Kennedy relayed nearly verbatim what Rapp had said. The only thing she omitted was her warning Rapp about Victor’s keeping an eye on the apartment.

“Have you talked to Ridley?” Stansfield asked, referring to Rob Ridley, the leader of the advance team.

“Yesterday. He assured me that Tarek was traveling without bodyguards.”

“So the advance team missed them and Rapp missed them as well,” Stansfield said. “I find it hard to believe both of them would miss something so obvious.”

“I do as well.”

“So . . . we have four dead men in the room that the Libyans are claiming were Tarek’s bodyguards, but our best advance team and one of our best operatives somehow never saw them.” He took off his glasses and set them in his lap. “That doesn’t add up.”

“No it doesn’t. And this part about the fifth man . . . the one who shot Rapp.”

“Yes.”

“I didn’t get it at first, but now it seems obvious. He’s telling us that he had nothing to do with the deaths of the two hotel guests and the worker in the alley. He specifically said he stuck to protocol. That he went out the window and the fifth man was responsible for the other three.”

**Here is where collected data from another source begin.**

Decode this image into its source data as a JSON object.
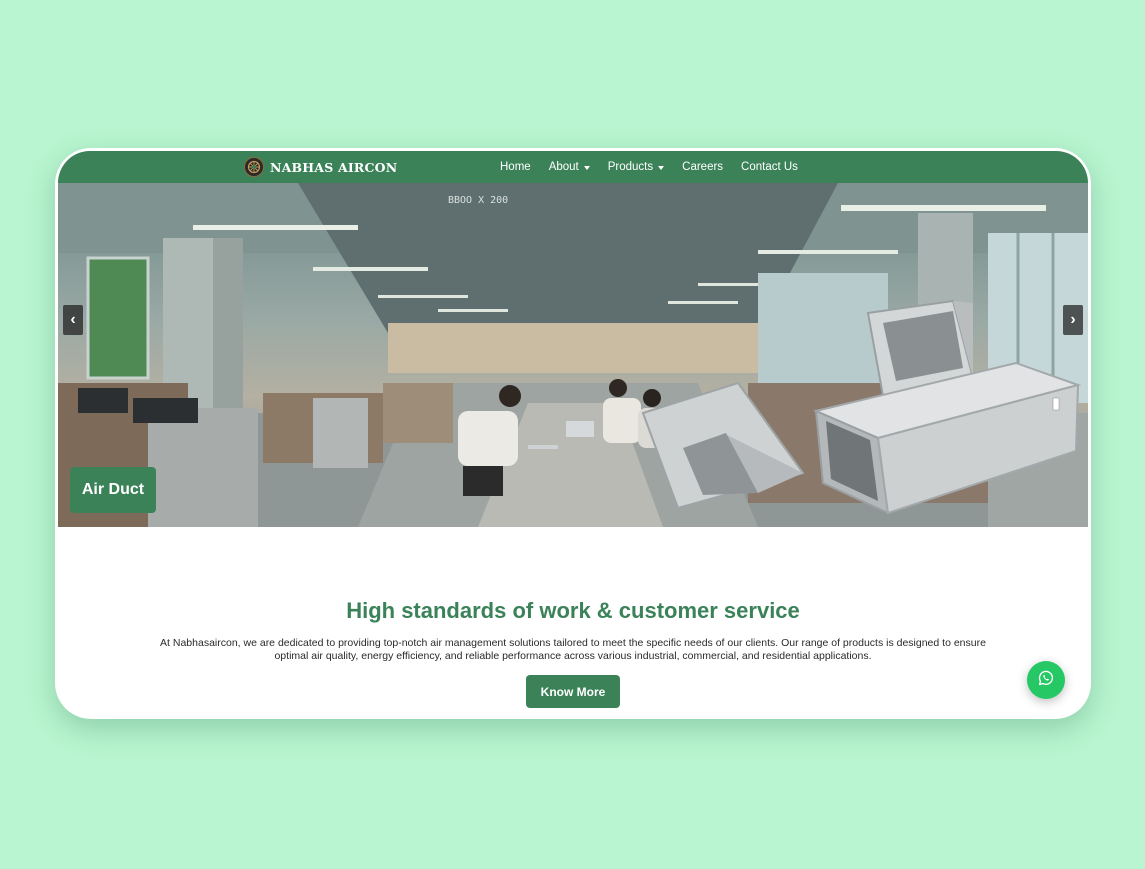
{
  "brand": {
    "name": "NABHAS AIRCON"
  },
  "nav": {
    "items": [
      {
        "label": "Home",
        "has_dropdown": false
      },
      {
        "label": "About",
        "has_dropdown": true
      },
      {
        "label": "Products",
        "has_dropdown": true
      },
      {
        "label": "Careers",
        "has_dropdown": false
      },
      {
        "label": "Contact Us",
        "has_dropdown": false
      }
    ]
  },
  "hero": {
    "prev_arrow": "‹",
    "next_arrow": "›",
    "caption": "Air Duct",
    "ceiling_label": "BBOO X 200"
  },
  "intro": {
    "heading": "High standards of work & customer service",
    "description": "At Nabhasaircon, we are dedicated to providing top-notch air management solutions tailored to meet the specific needs of our clients. Our range of products is designed to ensure optimal air quality, energy efficiency, and reliable performance across various industrial, commercial, and residential applications.",
    "button_label": "Know More"
  },
  "colors": {
    "brand_green": "#3b8259",
    "background_mint": "#b8f5d0",
    "whatsapp_green": "#25c865"
  },
  "icons": {
    "logo": "brand-logo-icon",
    "whatsapp": "whatsapp-icon"
  }
}
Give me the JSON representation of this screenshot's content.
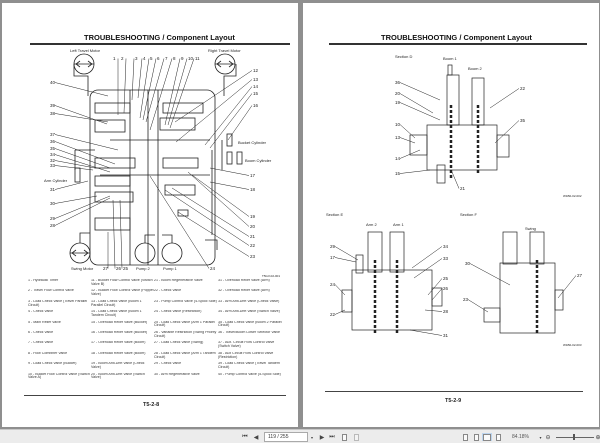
{
  "left_page": {
    "title": "TROUBLESHOOTING / Component Layout",
    "page_number": "T5-2-8",
    "figure_code": "T5GV-02-001",
    "labels": {
      "left_travel_motor": "Left Travel Motor",
      "right_travel_motor": "Right Travel Motor",
      "bucket_cylinder": "Bucket Cylinder",
      "boom_cylinder": "Boom Cylinder",
      "arm_cylinder": "Arm Cylinder",
      "swing_motor": "Swing Motor",
      "pump2": "Pump 2",
      "pump1": "Pump 1"
    },
    "callouts": [
      "1",
      "2",
      "3",
      "4",
      "5",
      "6",
      "7",
      "8",
      "9",
      "10",
      "11",
      "12",
      "13",
      "14",
      "15",
      "16",
      "17",
      "18",
      "19",
      "20",
      "21",
      "22",
      "23",
      "24",
      "25",
      "26",
      "27",
      "28",
      "29",
      "30",
      "31",
      "32",
      "33",
      "34",
      "35",
      "36",
      "37",
      "38",
      "39",
      "40"
    ],
    "legend": [
      "1 - Hydraulic Timer",
      "2 - Travel Flow Control Valve",
      "3 - Load Check Valve (Travel Parallel Circuit)",
      "4 - Check Valve",
      "5 - Main Relief Valve",
      "6 - Check Valve",
      "7 - Check Valve",
      "8 - Flow Combiner Valve",
      "9 - Load Check Valve (Bucket)",
      "10 - Bucket Flow Control Valve (Switch Valve A)",
      "11 - Bucket Flow Control Valve (Switch Valve B)",
      "12 - Bucket Flow Control Valve (Poppet Valve)",
      "13 - Load Check Valve (Boom 1 Parallel Circuit)",
      "14 - Load Check Valve (Boom 1 Tandem Circuit)",
      "15 - Overload Relief Valve (Bucket)",
      "16 - Overload Relief Valve (Bucket)",
      "17 - Overload Relief Valve (Boom)",
      "18 - Overload Relief Valve (Boom)",
      "19 - Boom Anti-Drift Valve (Check Valve)",
      "20 - Boom Anti-Drift Valve (Switch Valve)",
      "21 - Boom Regenerative Valve",
      "22 - Check Valve",
      "23 - Pump Control Valve (4-Spool Side)",
      "24 - Check Valve (Restriction)",
      "25 - Load Check Valve (Arm 1 Parallel Circuit)",
      "26 - Variable Restriction (Swing Priority Circuit)",
      "27 - Load Check Valve (Swing)",
      "28 - Load Check Valve (Arm 1 Tandem Circuit)",
      "29 - Check Valve",
      "30 - Arm Regenerative Valve",
      "31 - Overload Relief Valve (Arm)",
      "32 - Overload Relief Valve (Arm)",
      "33 - Arm Anti-Drift Valve (Check Valve)",
      "34 - Arm Anti-Drift Valve (Switch Valve)",
      "35 - Load Check Valve (Boom 2 Parallel Circuit)",
      "36 - Travel/Boom Lower Selector Valve",
      "37 - Aux. Circuit Flow Control Valve (Switch Valve)",
      "38 - Aux Circuit Flow Control Valve (Restriction)",
      "39 - Load Check Valve (Travel Tandem Circuit)",
      "40 - Pump Control Valve (5-Spool Side)"
    ]
  },
  "right_page": {
    "title": "TROUBLESHOOTING / Component Layout",
    "page_number": "T5-2-9",
    "section_d": {
      "title": "Section D",
      "boom1": "Boom 1",
      "boom2": "Boom 2",
      "code": "W1B0-02-002",
      "callouts": [
        "36",
        "20",
        "19",
        "10",
        "13",
        "14",
        "15",
        "21",
        "22",
        "35"
      ]
    },
    "section_e": {
      "title": "Section E",
      "arm2": "Arm 2",
      "arm1": "Arm 1",
      "callouts": [
        "29",
        "17",
        "24",
        "22",
        "34",
        "33",
        "25",
        "26",
        "28",
        "31"
      ]
    },
    "section_f": {
      "title": "Section F",
      "swing": "Swing",
      "code": "W1B0-02-003",
      "callouts": [
        "30",
        "23",
        "27"
      ]
    }
  },
  "toolbar": {
    "page_display": "119 / 255",
    "zoom": "84.18%",
    "icons": [
      "first-page-icon",
      "prev-page-icon",
      "next-page-icon",
      "last-page-icon",
      "rotate-icon",
      "fit-icon",
      "single-page-icon",
      "continuous-icon",
      "two-page-icon",
      "scroll-icon",
      "zoom-out-icon",
      "zoom-in-icon"
    ]
  }
}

Stansfield had understood what Rapp was trying to say the first time Kennedy repeated the conversation. His mind had already jumped to another detail. “I received a report from our station chief last night. He said the four dead bodyguards all had silenced MP5s.”

Kennedy pursed her lips. “I’m not sure I follow.”

“You’ve had protection details. Have you ever seen your details carry silenced weapons?”

Kennedy thought about the men who occasionally kept an eye on her when she was in a particularly nasty part of the world. “No . . . come to think of it.”

“There’s also a rumor that the Paris police are having a hard time finding anyone who saw these bodyguards with Tarek.”

“You mean in the days preceding the attack?”

“Yes.”

“This doesn’t add up.”

“No it doesn’t,” Stansfield said. “You said Mitch said it was a trap?”

“Yes.”

Stansfield stood and walked over to his desk. He stopped and looked out the window at the rolling Virginia countryside. He began connecting the dots and after a half a minute he said, “I think he’s probably right. Bodyguards don’t carry silenced weapons.” Stansfield turned around. “Bodyguards make sure they are visible so they can act as a deterrent and bodyguards don’t fire their weapons aimlessly . . . at least not good ones.”

“I’m not sure I follow the last part?” Lewis asked.

“Apparently over three hundred rounds were fired in that hotel room. Doesn’t that seem a bit excessive to either of you?” Stansfield shook his head. “Put yourself in their shoes. You are tasked with protecting one of your country’s most important ministers. Do you think you are going to simply rush into the room, guns blazing on full automatic? Tarek and the prostitute were shot more than a dozen times each. I took another look at Mitch’s file yesterday. He’s one or two shots to the head and that’s it.”

Lewis nodded. “That’s how Hurley trained him. The caliber of the weapon and the distance to the target dictate the number of shots. Rapp likes to get close for the kill shot . . . that’s what Hurley calls it.”